Die Wohnfläche beträgt ca. 4.600 m², die Nutzfläche der Gewerbeeinheiten ca. 650 m². Die Wohnungen zwischen ca. 40 und ca. 170 m² sind vorrangig für Familien konzipiert. Die Wohneinheiten (1. OG-DG) sind als "Passivhaus" geplant, berechnet (PHPP) und hergestellt, während die gewerblichen Einheiten im Erdgeschoss die Kriterien des KfW-Energieeffizienzhaus 55 (EnEV 7/2007) erfüllen.
Die technischen specifications des Gebäudes beeindrucken: - Spezifischer Wärmebedarf Heizung Wohnen: 12 kWh/m²/a - Spezifischer Wärmebedarf Heizung Gewerbe: 28 kWh/m²/a
Das Gebäude wird durch ein gasbetriebenes Blockheizkraftwerk und eine Gas-Brennwerttherme zur Redundanz und Spitzenlastabdeckung mit Restwärmebedarf und Warmwasser versorgt. Die Be- und Entlüftung des Gebäudes erfolgt durch insgesamt 3 zentrale Zu- und Abluftanlagen mit Wärmerückgewinnung.
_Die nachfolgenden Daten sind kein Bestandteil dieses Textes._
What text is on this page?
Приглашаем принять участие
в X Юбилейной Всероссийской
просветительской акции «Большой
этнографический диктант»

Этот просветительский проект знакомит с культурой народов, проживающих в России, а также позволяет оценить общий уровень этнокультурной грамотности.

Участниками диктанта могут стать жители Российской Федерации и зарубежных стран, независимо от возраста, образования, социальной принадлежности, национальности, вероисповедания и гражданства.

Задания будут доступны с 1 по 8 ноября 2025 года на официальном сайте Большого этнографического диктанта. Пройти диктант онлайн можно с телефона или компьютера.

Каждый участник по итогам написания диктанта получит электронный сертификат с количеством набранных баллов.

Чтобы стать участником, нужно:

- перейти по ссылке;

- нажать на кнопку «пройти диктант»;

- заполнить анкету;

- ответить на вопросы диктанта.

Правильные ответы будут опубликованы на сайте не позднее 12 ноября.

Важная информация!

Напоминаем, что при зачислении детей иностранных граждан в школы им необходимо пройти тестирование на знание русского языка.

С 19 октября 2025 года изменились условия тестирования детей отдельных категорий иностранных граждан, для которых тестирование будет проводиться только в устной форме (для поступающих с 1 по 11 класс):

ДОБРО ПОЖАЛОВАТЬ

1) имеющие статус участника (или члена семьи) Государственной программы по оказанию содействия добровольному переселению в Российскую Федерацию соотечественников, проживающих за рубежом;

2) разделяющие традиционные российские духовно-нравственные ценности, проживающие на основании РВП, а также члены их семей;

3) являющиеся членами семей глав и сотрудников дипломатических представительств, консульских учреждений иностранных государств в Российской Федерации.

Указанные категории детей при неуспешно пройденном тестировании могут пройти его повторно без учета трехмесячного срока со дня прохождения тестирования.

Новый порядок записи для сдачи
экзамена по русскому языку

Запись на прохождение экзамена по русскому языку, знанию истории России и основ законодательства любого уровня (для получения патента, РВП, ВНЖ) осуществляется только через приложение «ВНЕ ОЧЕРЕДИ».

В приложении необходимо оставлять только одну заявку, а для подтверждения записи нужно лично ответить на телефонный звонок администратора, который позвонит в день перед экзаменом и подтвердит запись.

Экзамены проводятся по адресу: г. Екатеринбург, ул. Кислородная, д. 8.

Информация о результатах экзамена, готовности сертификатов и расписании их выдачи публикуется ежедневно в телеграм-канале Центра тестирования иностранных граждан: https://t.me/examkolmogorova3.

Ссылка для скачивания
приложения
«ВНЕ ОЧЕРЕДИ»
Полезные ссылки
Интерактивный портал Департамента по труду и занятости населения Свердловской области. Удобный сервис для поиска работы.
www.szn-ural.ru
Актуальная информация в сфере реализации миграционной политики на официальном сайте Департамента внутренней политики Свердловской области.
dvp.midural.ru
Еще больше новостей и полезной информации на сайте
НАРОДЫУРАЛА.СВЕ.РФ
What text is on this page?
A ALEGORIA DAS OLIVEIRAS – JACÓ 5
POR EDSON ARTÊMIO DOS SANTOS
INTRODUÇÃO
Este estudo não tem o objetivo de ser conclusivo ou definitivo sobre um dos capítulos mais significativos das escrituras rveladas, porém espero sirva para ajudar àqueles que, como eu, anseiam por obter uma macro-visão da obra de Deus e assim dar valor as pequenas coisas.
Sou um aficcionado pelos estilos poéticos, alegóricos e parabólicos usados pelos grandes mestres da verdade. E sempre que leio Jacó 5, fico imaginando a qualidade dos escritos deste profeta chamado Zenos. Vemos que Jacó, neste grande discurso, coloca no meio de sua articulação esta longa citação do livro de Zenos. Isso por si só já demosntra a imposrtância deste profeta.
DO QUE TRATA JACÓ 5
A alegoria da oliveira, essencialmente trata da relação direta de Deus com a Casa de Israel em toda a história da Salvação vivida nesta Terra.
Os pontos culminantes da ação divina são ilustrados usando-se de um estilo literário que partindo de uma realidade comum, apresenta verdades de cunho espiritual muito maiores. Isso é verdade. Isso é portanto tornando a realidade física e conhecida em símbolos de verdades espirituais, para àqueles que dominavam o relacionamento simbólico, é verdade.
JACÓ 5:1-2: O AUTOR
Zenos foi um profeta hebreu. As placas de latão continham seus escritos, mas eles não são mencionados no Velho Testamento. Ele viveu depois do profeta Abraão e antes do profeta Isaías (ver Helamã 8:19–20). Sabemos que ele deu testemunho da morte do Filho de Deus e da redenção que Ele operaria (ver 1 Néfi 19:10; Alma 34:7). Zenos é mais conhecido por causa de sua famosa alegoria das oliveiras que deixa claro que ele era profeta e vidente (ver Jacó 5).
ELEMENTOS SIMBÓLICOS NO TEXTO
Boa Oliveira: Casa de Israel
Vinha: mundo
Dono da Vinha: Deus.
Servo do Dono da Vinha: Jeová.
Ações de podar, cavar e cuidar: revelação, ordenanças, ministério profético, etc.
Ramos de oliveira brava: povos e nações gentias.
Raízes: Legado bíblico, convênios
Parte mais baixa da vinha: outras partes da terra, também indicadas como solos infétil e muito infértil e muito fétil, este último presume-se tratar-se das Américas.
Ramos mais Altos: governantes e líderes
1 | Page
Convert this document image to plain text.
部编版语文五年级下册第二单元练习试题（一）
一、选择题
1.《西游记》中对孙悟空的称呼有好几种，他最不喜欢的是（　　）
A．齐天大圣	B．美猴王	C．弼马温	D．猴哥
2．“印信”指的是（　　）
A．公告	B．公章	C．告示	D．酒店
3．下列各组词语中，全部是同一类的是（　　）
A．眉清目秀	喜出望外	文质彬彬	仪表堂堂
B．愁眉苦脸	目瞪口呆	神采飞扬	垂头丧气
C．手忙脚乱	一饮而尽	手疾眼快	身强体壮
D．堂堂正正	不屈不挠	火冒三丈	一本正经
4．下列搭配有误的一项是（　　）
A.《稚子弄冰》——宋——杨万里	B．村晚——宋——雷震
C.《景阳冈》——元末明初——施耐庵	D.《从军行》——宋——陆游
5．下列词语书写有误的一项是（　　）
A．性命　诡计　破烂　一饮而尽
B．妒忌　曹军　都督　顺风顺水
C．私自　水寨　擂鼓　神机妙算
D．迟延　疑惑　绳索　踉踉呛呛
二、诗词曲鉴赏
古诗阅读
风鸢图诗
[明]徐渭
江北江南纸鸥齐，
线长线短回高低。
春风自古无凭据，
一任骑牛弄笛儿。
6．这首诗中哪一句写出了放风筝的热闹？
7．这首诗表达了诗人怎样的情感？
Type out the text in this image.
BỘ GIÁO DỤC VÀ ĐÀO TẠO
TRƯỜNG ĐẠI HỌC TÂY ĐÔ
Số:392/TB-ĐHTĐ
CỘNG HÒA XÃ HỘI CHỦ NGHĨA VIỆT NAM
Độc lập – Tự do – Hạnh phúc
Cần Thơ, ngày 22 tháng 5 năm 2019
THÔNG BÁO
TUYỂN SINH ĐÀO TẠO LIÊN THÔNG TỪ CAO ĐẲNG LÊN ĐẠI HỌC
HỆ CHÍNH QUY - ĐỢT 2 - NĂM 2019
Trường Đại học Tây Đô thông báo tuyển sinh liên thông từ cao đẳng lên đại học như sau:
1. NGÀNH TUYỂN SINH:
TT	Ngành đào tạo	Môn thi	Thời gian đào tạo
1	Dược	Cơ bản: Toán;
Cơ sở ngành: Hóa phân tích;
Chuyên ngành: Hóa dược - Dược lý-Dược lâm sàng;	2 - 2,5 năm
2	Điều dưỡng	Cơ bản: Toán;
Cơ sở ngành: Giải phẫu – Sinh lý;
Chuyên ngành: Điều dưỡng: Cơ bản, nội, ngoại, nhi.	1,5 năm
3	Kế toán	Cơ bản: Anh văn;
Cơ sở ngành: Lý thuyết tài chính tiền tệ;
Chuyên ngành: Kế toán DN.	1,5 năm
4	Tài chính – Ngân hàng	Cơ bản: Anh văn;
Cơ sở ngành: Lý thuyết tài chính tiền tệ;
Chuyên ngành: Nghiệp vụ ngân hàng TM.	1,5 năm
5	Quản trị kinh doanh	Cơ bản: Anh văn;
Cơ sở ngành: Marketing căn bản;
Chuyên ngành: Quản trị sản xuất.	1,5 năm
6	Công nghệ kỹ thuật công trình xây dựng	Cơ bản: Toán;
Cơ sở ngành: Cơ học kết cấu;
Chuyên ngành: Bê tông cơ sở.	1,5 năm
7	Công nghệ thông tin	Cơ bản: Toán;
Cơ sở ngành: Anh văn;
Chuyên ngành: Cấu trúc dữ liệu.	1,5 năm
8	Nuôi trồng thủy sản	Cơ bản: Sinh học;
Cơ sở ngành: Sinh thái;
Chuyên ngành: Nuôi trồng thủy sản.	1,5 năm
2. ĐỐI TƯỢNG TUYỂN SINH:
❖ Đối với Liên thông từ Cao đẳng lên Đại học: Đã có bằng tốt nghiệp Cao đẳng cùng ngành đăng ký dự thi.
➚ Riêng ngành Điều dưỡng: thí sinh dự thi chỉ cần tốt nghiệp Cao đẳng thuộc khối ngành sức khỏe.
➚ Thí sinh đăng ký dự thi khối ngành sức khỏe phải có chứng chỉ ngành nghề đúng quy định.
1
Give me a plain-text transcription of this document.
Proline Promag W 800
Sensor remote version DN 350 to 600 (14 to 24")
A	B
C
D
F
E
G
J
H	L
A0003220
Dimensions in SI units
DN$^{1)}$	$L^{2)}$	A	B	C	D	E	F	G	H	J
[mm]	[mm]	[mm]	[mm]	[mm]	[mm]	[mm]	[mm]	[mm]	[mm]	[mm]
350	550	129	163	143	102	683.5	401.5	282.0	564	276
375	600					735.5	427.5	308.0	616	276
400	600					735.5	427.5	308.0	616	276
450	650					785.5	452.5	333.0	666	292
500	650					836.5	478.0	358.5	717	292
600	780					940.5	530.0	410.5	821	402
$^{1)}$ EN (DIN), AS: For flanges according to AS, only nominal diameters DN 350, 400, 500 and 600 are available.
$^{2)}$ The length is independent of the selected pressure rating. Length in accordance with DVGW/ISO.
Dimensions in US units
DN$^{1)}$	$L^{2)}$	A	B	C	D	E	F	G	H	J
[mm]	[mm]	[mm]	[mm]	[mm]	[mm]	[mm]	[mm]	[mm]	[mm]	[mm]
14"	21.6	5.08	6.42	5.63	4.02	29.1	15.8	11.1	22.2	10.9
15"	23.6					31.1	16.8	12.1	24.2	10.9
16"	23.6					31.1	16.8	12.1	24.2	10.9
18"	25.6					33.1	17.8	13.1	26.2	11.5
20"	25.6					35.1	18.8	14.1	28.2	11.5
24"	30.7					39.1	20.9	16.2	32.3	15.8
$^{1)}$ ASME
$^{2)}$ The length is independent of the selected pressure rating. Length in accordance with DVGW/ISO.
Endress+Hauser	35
Ein besonderes Merkmal des Gebäudes ist die Grauwasserrecyclinganlage mit vorgeschalteter Wärmerückgewinnung, die als Pilotprojekt konzipiert wurde. Der Wärmerückgewinnungsertrag pro Jahr beträgt 11.000 kWh/a. Auf den extensiv begrünten Dächern sind insgesamt 92 Photovoltaik-Module errichtet mit einer berechneten "total power" von 20,24 kWp.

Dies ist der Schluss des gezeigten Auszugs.